Warp is a Python framework that JIT-compiles Python functions into CUDA kernels for GPU-accelerated parallel computation, with built-in automatic differentiation and multi-framework array interoperability. At its core, it provides a GPU kernel compilation system that enables writing and executing custom GPU kernels directly from Python, while supporting automatic gradient computation through those kernels for integration with machine learning pipelines. The framework also includes tile-based cooperative computing, where thread blocks partition into tiles for shared-memory and tensor-core operations, and a block-sparse matrix engine for GPU-accelerated linear algebra.
What distinguishes Warp is its deep interoperability with major deep learning frameworks. It exchanges GPU arrays with PyTorch, JAX, Paddle, and NumPy via DLPack and CUDA array interfaces without copying data, and can wrap Warp kernels as callable primitives inside JAX JIT-compiled functions or PyTorch autograd graphs. The framework supports CUDA graph capture and replay for low-overhead repeated execution, multi-device orchestration across multiple GPUs, and spatial acceleration structures like BVH and hash grids for collision detection and ray casting. It also provides debugging and diagnostics tools including kernel code stepping, assertion checking, and integration with CUDA Compute Sanitizer.
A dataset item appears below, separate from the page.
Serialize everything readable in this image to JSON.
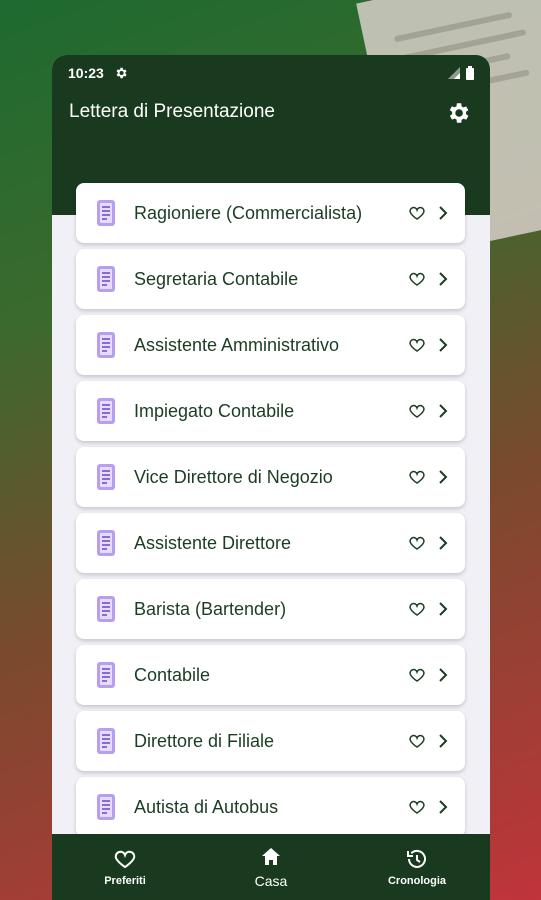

The framework covers GPU-accelerated physics simulation, finite element method on GPU, geometry querying on meshes and bounding volume hierarchies, and hardware-accelerated texture sampling. It includes mathematical operations on scalars, vectors, matrices, quaternions, and spatial transforms, as well as random number generation and volume data handling. Warp can be installed via conda, built from source, or integrated as an Omniverse extension, and supports Docker container execution with the NVIDIA Container Toolkit.